By knowing just the address of the contract and the DetailedRegistry ABI, we can dynamically fetch the right ABI and adjust the user interface based on this information.

Manufacturers that have special needs can reach out to Tooploox and ask for a customized version of the registry that is tailor-made to fit their unique requirements. We understand that there is no one-size-fits-all solution when it comes to securing high-value assets.

Integration tests

Writing unit tests for smart contracts is relatively simple with Truffle. Tests run on Ganache or Truffle Develop in an isolated environment on a blockchain that mines blocks instantly. Unit testing the frontend of a dApp is also a no-brainer.

The situation looks a little different when it comes to integration tests. To test the majority of paths in a dashboard where manufacturers can register a new serial number requires having a web3 provider with an unlocked address. Usually, this is done via Mist or MetaMask extensions.

After playing a little bit with Cypress, we came up with a way to achieve just that.

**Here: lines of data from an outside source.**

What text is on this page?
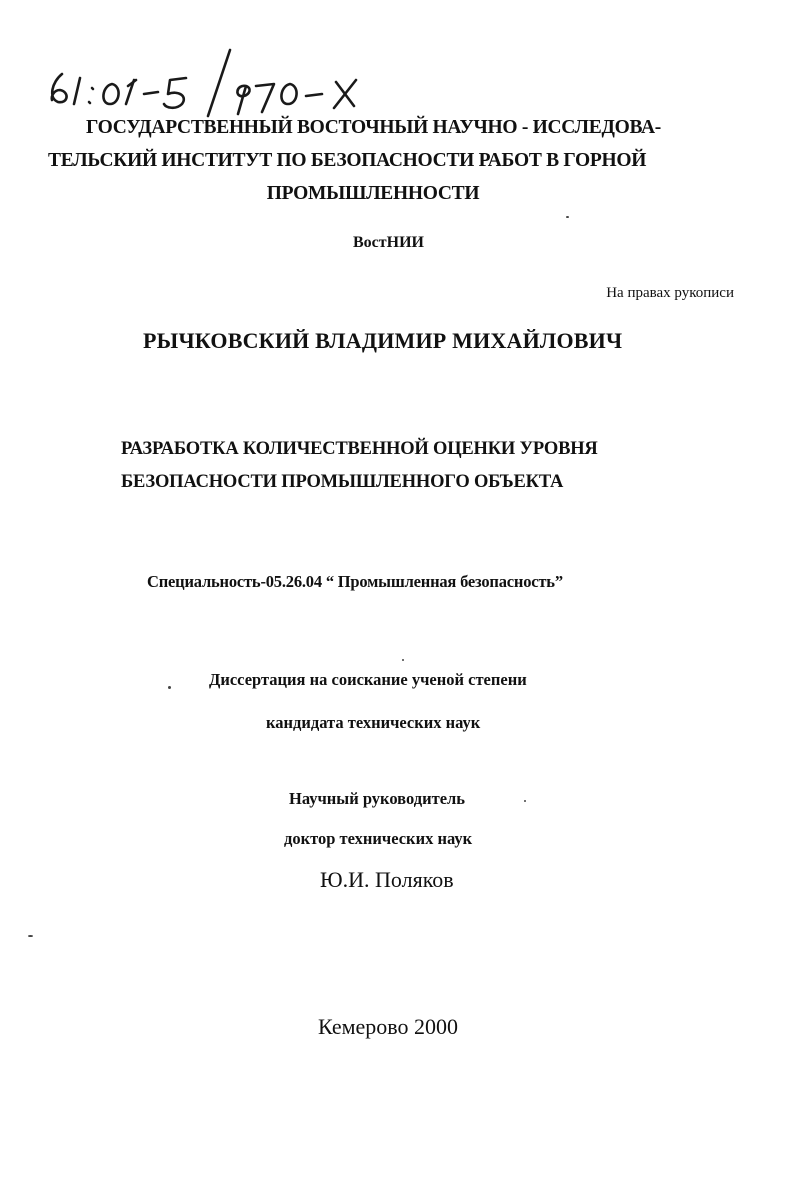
ГОСУДАРСТВЕННЫЙ ВОСТОЧНЫЙ НАУЧНО - ИССЛЕДОВА-
ТЕЛЬСКИЙ ИНСТИТУТ ПО БЕЗОПАСНОСТИ РАБОТ В ГОРНОЙ
ПРОМЫШЛЕННОСТИ
ВостНИИ
На правах рукописи
РЫЧКОВСКИЙ ВЛАДИМИР МИХАЙЛОВИЧ
РАЗРАБОТКА КОЛИЧЕСТВЕННОЙ ОЦЕНКИ УРОВНЯ
БЕЗОПАСНОСТИ ПРОМЫШЛЕННОГО ОБЪЕКТА
Специальность-05.26.04 “ Промышленная безопасность”
Диссертация на соискание ученой степени
кандидата технических наук
Научный руководитель
доктор технических наук
Ю.И. Поляков
Кемерово 2000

We can modify the window object hooking into the window:before:load event and inject a web3 instance with a provider that does not prompt the user to sign each transaction. Despite its name, truffle-privatekey-provider is not a Truffle specific provider and also works with a standalone web3 instance.

Conclusion

The big challenge, in general, when working on dApps is the infancy of the tooling and the limitations of the underlying infrastructure. Unless your webpage is popular, it is hard to reliably serve static pages via IPFS without running your node to keep files available. The second thing is the user experience of the dApp itself. The lifecycle of the transaction is much more complex than the REST API POST request and spans a length of time that may confuse users, so you have to be very explicit in how you communicate what is happening. You can learn about this on the job, or meet fantastic people on GitHub/Gitter/Slack who are happy to help you!

We are undergoing a heavy development phase and, currently, we are running on the Rinkeby test network.